Prime Minister Boris Johnson is set to announce plans to increase National Insurance, to resolve the issue of social care funding and to help the NHS cope with patient backlogs caused by the pandemic.
The Prime Minister is also set to announce tax hike on share dividends.
What does this mean for your finances?
A 1.25% increase in National Insurance will leave most workers paying more tax. This means the amount of money you take home each month will drop. Here is how it will affect different earnings levels:
- For a salary of £25,000, this would mean an additional £193 per year
- For a salary of £35,000, this would mean an additional £318 per year
- For a salary of £50,000, this would mean an additional £818 per year
Caroline Stark, a marketing executive at accountancy firm Ridgefield consulting, commented: “Raising NI is wrong and regressive, placing a grossly disproportionate burden on society’s youngest and lowest earners.

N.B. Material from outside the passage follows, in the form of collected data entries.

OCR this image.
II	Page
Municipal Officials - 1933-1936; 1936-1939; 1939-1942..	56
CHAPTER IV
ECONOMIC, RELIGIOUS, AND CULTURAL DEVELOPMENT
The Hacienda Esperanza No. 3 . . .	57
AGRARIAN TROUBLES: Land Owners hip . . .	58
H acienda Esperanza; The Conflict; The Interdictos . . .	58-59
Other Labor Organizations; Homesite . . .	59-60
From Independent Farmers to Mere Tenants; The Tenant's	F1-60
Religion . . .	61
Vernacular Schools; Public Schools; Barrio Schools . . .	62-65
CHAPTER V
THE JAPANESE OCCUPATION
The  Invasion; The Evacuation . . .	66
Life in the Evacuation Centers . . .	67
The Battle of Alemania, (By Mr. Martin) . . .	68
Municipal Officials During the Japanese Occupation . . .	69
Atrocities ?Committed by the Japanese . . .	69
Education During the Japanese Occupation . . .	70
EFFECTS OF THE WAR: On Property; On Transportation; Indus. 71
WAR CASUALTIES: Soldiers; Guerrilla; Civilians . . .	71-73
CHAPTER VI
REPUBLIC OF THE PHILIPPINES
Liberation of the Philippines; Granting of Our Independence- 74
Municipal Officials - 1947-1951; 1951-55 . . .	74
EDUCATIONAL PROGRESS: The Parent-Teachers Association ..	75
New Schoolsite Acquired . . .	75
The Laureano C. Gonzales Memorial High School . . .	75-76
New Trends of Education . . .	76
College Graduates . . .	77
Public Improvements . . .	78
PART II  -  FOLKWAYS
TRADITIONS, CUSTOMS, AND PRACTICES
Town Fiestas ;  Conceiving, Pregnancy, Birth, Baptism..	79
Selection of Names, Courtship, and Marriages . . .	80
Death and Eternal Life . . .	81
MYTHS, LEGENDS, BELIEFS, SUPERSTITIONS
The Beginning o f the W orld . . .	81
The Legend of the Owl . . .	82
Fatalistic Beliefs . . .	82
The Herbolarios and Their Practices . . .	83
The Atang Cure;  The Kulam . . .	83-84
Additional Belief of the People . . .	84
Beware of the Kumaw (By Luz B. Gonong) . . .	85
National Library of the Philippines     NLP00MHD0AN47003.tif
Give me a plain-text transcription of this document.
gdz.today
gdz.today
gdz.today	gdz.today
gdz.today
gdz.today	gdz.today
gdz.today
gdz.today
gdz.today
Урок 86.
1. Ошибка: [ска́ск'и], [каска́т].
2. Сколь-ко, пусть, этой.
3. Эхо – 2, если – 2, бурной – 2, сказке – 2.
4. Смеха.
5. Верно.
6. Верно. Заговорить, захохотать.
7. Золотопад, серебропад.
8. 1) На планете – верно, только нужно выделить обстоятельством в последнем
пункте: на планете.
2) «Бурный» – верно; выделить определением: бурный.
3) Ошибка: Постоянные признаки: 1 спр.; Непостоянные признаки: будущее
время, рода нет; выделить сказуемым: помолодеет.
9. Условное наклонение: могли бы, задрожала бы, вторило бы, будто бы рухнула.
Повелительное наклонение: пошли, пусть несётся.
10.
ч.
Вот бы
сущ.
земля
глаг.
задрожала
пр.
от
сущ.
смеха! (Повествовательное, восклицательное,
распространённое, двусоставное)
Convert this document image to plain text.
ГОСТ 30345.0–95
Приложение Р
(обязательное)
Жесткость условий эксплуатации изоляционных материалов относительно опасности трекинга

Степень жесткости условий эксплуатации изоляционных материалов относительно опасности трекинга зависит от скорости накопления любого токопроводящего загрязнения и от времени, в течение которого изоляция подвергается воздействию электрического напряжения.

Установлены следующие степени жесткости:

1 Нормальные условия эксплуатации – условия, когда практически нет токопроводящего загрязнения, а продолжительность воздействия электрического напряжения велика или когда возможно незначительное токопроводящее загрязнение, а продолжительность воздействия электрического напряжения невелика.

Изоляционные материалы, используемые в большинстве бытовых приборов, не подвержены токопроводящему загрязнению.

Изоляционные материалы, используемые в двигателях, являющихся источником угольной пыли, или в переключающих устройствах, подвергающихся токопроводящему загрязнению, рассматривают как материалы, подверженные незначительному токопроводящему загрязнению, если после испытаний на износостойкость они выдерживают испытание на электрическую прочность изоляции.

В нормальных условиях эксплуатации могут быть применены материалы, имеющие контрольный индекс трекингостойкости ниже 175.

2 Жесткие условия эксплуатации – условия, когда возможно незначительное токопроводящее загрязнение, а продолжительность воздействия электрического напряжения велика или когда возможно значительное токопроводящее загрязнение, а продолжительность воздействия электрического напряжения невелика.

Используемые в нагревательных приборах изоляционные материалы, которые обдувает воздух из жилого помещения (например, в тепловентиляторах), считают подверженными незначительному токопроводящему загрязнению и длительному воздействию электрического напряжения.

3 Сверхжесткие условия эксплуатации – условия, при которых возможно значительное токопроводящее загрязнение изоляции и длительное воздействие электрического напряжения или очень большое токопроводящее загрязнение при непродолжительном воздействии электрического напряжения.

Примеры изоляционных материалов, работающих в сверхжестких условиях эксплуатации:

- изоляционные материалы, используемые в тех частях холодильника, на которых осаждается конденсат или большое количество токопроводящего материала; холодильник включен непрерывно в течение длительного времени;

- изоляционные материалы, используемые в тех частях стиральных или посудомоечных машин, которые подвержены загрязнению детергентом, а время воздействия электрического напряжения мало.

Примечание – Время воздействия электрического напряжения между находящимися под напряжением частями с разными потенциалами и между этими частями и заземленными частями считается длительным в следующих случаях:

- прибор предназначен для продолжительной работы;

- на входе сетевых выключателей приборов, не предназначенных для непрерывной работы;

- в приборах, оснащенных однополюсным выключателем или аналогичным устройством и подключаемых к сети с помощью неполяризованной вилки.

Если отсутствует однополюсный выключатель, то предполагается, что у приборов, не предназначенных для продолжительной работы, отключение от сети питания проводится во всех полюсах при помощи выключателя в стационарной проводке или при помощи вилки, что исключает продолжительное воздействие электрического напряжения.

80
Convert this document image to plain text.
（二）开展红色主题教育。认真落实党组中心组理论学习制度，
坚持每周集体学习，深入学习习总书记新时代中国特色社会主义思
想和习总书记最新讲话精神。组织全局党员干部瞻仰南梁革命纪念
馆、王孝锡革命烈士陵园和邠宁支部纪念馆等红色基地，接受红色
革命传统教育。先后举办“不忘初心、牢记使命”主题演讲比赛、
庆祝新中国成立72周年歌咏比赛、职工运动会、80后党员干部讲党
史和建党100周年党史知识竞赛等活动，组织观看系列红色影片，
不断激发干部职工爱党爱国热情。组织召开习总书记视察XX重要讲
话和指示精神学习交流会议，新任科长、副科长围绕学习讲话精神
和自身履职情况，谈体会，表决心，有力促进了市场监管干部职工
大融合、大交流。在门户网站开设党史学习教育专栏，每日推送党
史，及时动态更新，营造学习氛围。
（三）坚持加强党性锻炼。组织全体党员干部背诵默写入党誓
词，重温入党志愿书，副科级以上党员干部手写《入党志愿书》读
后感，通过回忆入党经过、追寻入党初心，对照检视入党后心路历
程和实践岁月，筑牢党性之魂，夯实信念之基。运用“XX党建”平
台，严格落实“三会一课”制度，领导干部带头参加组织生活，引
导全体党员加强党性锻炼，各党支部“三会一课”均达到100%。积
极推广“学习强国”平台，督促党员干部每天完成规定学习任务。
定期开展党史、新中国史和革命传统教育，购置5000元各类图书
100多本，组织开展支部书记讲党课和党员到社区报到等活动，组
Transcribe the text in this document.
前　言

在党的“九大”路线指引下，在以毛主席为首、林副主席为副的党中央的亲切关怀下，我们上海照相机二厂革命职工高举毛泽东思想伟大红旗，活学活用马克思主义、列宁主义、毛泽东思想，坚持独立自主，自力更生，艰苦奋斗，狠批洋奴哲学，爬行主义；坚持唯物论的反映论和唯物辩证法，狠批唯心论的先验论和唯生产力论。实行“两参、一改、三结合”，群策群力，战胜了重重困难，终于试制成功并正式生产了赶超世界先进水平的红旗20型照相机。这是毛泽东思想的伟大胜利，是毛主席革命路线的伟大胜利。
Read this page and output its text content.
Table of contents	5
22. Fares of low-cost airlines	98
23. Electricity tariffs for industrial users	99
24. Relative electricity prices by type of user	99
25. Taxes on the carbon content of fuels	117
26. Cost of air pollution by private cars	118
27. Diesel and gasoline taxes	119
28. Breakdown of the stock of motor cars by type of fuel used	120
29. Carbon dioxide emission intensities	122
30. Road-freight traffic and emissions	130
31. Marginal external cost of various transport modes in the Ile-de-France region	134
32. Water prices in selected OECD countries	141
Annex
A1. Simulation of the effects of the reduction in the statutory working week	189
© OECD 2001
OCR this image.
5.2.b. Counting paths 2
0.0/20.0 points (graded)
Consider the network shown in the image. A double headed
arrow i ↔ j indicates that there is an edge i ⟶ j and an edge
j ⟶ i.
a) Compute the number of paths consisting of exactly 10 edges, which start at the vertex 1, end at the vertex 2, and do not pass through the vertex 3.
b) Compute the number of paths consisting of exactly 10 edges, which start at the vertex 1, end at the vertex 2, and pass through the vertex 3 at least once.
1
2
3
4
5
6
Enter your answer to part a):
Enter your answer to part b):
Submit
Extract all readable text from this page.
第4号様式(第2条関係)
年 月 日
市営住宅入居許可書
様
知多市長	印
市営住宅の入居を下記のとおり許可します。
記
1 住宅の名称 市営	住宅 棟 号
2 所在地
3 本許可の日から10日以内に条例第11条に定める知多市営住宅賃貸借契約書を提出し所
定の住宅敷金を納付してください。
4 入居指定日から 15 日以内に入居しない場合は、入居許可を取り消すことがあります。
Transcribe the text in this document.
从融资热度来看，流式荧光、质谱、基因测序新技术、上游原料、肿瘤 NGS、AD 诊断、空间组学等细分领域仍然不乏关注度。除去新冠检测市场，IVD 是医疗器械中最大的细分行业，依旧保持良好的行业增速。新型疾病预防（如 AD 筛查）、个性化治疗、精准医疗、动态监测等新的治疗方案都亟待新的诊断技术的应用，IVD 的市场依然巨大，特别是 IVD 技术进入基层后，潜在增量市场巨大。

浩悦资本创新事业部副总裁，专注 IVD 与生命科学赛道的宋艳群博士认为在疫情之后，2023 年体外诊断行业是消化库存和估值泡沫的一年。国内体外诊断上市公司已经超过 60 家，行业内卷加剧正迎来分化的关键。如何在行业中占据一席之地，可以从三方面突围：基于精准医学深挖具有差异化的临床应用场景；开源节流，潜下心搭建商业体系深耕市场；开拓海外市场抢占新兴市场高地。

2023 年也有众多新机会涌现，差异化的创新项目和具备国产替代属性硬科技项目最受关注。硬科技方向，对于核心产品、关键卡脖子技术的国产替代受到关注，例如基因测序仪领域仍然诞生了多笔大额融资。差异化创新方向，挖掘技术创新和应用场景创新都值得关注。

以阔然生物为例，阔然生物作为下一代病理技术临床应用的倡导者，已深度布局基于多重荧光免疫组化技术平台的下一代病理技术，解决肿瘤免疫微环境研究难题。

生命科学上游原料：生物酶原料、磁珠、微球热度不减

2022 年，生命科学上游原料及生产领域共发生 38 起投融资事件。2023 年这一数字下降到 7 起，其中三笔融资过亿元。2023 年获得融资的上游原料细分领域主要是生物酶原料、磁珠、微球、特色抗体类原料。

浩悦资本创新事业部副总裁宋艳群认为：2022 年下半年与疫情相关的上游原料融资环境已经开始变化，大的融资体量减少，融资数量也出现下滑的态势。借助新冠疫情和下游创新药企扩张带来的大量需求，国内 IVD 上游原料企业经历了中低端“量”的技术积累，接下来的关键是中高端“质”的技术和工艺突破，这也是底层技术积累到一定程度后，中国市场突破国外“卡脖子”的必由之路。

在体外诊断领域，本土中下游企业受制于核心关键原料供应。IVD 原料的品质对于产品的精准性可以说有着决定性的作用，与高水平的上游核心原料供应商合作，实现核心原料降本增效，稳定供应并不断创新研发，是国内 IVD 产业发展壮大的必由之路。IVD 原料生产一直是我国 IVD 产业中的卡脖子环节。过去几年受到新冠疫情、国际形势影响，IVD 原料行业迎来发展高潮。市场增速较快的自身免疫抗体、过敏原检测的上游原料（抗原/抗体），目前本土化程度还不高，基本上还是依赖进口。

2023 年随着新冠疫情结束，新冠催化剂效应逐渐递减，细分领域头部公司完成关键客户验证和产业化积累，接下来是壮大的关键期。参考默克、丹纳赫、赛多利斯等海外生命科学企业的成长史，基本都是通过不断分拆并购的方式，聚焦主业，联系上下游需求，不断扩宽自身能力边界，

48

“You pay National Insurance of 12% on any earnings between £9,000 and £50,000. Above £50,000 you only pay 2%. This is simply not fair!
“They should remove the Upper Earnings Limit on NICs.”
Why is National Insurance increasing?
These plans are designed to help fund the social care system for disabled or elderly people. Care services help the vulnerable to perform daily tasks and activities with the support of social workers.
“One-in-seven people pay £100,000 or more for their social care, so in my view that nettle has to be grasped,” vaccines minister Nadhim Zahawi said in an interview with the BBC.
The tax increase could also help grow hospital capacity in England to 110% of its current level, according to the BBC.
This increase sparked a backlash from Conservatives, and other members of the public.
Andrew Sherville, retired, said: “We are being clobbered at a local level with 3% per annum (Kingston) increases in Council Tax and now additional NI.
“Fix the system and fund it accordingly. Stop pouring money into a broken system.”
Who will be most affected by this increase?
The Health and Social Care levy based on the National Insurance contributions will start from April 1, 2022. It will cover earned income and those working past state pension age.
“Today’s announcement was widely trailed and attracted criticism for placing the burden of dealing with the social care crisis on the shoulders of younger working generations,” said Helen Morrissey, senior pension and retirement analyst at Hargreaves Lansdown.
Helen Thornley, ATT technical officer from the Association of Taxation Technicians said: “It’s targeting people who are employed, and it’s targeting people who get income from dividends.
“That’s typically people who run their own company and will take their income through a dividend. But it’s not going to pick up a landlord, because national insurance doesn’t apply to rental income. And it’s not going to pick up pension income because it doesn’t apply to pensioners.”